Methods: Participants included 238 long-term survivors (at least 5 years from diagnosis) of pediatric HL in the St. Jude Lifetime Cohort (mean[SD] current age 38[8] years, 23[8] years post-diagnosis). Participants completed objective neurocognitive testing (intelligence, attention, processing speed, memory) at two time points at least 1 year apart. Neurocognitive scores were converted into age-adjusted Z-scores (μ=0, σ=1.0) using national normative data. A reliable change index (RCI) was used to identify a clinically meaningful change while accounting for potential practice effects. This was calculated by subtracting the baseline score from the follow up score and dividing by the standard error of the difference (from a normative sample). Participants were defined as having a reliable decline [RCI≤ -1.64], reliable improvement [RCI≥1.64], and stable [-1.645 < RCI < 1.645]. Treatment history was abstracted from medical records and chronic health conditions (at baseline) were prospectively ascertained and systematically graded according to a modified version of the NCI Common Terminology Criteria for Adverse Events v4.03. Multinomial logistic regression examined the odds of a reliable decline or reliable improvement (relative to remaining stable [referent]) associated with treatment exposures or having a chronic health conditions (≥ grade 2).

Results: The mean time (SD) between assessments was 3.3 (1.4) years. Many survivors experienced a reliable decline (RD) on tests of sustained attention (24%) and attention span (16%). On measures of memory function, 21% experienced a RD in short-term memory while 13% experienced RD in verbal learning and long-term verbal recall. For measures of executive function, 16% experienced a RD in cognitive flexibility and approximately 10% experienced RD on tests of cognitive switching, working memory, and verbal fluency. Treatment exposures such as chest radiation, anthracyclines, and vincristine were not associated with an increased odds of experiencing a RD. High-dose methotrexate is a known risk factor for cognitive impairment, however the prevalence was too low (n=6) for analysis and instead we examined frequency of change groups. All participants treated with high-dose methotrexate remained stable on measures of attention span and verbal fluency, while half experience a RD on verbal fluency. The presence of any cardiovascular condition (≥ grade 2) was associated with a 2-fold increased odds of experiencing a RD, rather than remaining stable, on a test of attention span (OR 2.2 [95%CI 1.01, 4.8]; p=0.048). Neuropathy was associated with an increased odds of RD on cognitive switching (4.9 [1.4, 18.2]; p=0.016) and verbal fluency (3.5 [0.8, 13.6]; p=0.09).
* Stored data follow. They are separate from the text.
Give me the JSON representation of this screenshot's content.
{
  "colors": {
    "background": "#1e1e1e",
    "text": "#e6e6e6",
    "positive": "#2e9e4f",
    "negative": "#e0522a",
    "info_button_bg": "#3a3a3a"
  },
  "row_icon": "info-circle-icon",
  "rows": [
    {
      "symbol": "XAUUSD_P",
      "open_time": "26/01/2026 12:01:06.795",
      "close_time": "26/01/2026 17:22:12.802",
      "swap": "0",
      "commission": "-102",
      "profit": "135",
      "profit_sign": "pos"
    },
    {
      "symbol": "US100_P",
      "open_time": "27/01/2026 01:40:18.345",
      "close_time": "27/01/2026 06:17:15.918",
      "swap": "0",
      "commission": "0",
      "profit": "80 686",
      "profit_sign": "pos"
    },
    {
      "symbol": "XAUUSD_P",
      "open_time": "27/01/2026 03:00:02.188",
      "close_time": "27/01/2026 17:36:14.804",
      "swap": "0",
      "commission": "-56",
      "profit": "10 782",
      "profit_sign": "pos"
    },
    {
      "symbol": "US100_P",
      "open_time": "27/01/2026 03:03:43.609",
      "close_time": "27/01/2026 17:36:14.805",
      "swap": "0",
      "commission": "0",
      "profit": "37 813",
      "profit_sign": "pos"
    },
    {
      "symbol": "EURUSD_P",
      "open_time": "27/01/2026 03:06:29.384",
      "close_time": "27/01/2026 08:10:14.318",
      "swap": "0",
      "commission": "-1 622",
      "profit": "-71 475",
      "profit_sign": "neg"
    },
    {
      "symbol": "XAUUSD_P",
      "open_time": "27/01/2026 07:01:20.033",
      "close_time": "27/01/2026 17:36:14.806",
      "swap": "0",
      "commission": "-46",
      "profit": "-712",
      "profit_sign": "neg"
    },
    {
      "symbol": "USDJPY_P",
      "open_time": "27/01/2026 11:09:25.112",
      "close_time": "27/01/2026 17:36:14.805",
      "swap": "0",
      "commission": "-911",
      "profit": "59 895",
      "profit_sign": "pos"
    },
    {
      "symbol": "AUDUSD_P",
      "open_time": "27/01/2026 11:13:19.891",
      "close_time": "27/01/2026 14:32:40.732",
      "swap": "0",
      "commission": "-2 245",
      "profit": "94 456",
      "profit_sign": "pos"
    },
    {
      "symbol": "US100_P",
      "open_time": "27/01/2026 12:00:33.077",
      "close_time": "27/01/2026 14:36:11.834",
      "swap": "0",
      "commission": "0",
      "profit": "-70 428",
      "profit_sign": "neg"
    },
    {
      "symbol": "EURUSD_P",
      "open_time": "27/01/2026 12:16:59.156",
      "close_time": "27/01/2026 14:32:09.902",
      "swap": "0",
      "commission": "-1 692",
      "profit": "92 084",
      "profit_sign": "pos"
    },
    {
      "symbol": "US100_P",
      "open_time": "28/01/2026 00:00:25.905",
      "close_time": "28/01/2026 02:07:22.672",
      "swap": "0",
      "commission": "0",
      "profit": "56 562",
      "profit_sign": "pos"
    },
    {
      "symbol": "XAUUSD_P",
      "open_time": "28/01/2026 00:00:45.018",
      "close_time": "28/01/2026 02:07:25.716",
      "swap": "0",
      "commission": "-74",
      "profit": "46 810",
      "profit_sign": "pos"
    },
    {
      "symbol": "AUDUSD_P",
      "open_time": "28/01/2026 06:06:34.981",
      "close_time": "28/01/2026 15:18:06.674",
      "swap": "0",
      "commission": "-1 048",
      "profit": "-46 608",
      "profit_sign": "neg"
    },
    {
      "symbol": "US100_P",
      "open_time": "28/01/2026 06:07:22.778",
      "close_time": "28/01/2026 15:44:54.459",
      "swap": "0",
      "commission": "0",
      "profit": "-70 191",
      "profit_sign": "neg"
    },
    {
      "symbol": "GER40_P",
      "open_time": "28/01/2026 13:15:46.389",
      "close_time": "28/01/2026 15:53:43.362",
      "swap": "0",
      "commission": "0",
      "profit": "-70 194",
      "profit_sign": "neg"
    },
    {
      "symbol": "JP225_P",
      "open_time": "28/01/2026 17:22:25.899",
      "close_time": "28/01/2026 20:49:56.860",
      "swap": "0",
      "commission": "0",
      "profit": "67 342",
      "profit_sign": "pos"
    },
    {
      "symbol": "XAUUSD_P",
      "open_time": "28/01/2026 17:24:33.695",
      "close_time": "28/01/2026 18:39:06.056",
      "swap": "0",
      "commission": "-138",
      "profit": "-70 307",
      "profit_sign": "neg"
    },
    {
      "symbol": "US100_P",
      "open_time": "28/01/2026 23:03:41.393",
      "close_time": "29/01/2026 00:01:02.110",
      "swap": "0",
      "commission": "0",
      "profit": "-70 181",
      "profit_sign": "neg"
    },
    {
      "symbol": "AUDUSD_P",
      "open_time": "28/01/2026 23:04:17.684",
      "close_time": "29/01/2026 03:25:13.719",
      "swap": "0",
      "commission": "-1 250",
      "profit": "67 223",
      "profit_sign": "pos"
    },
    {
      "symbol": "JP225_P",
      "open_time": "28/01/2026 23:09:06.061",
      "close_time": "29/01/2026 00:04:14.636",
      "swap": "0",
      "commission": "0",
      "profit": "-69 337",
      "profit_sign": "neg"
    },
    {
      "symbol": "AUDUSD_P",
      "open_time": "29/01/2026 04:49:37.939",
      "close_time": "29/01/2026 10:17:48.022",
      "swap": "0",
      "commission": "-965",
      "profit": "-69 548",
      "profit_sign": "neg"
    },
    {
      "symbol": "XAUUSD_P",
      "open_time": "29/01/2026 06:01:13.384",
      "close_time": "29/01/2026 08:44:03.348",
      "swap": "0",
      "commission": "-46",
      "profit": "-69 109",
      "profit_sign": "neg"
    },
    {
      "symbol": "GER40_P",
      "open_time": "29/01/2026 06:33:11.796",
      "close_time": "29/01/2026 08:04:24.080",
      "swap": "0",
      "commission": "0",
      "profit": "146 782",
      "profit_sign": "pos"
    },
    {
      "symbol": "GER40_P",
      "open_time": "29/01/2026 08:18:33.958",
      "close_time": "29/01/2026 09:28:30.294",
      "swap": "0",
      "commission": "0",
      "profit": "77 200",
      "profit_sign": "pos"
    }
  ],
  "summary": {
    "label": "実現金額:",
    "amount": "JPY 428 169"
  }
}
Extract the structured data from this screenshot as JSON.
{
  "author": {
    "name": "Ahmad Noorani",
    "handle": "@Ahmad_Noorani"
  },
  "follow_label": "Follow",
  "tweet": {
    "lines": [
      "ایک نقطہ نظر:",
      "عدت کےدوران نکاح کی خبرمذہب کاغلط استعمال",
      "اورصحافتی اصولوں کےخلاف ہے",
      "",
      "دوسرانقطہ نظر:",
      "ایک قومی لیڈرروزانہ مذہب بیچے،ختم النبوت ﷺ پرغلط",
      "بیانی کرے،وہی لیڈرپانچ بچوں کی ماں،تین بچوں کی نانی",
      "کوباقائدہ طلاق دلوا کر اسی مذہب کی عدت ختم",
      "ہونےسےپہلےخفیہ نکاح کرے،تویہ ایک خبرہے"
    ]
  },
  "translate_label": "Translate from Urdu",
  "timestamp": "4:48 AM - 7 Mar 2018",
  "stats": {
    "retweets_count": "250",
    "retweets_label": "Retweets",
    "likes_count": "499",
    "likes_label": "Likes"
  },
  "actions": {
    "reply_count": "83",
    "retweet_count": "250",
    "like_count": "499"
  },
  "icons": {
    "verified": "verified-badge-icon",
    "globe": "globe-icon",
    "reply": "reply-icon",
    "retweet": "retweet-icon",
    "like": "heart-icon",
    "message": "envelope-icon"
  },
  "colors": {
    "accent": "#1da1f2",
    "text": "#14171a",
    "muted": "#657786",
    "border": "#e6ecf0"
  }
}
Conclusions: Over a relatively brief interval, a subgroup of long-term survivors of pediatric HL experience significant neurocognitive decline in the domains of attention, memory, and executive function. Cardiovascular conditions and neuropathy were associated with this decline. These data suggest that management or prevention of chronic health conditions may help to preserve the neurocognitive functioning of long-term HL survivors. Future work is ongoing to identify other modifiable risk factors for cognitive decline.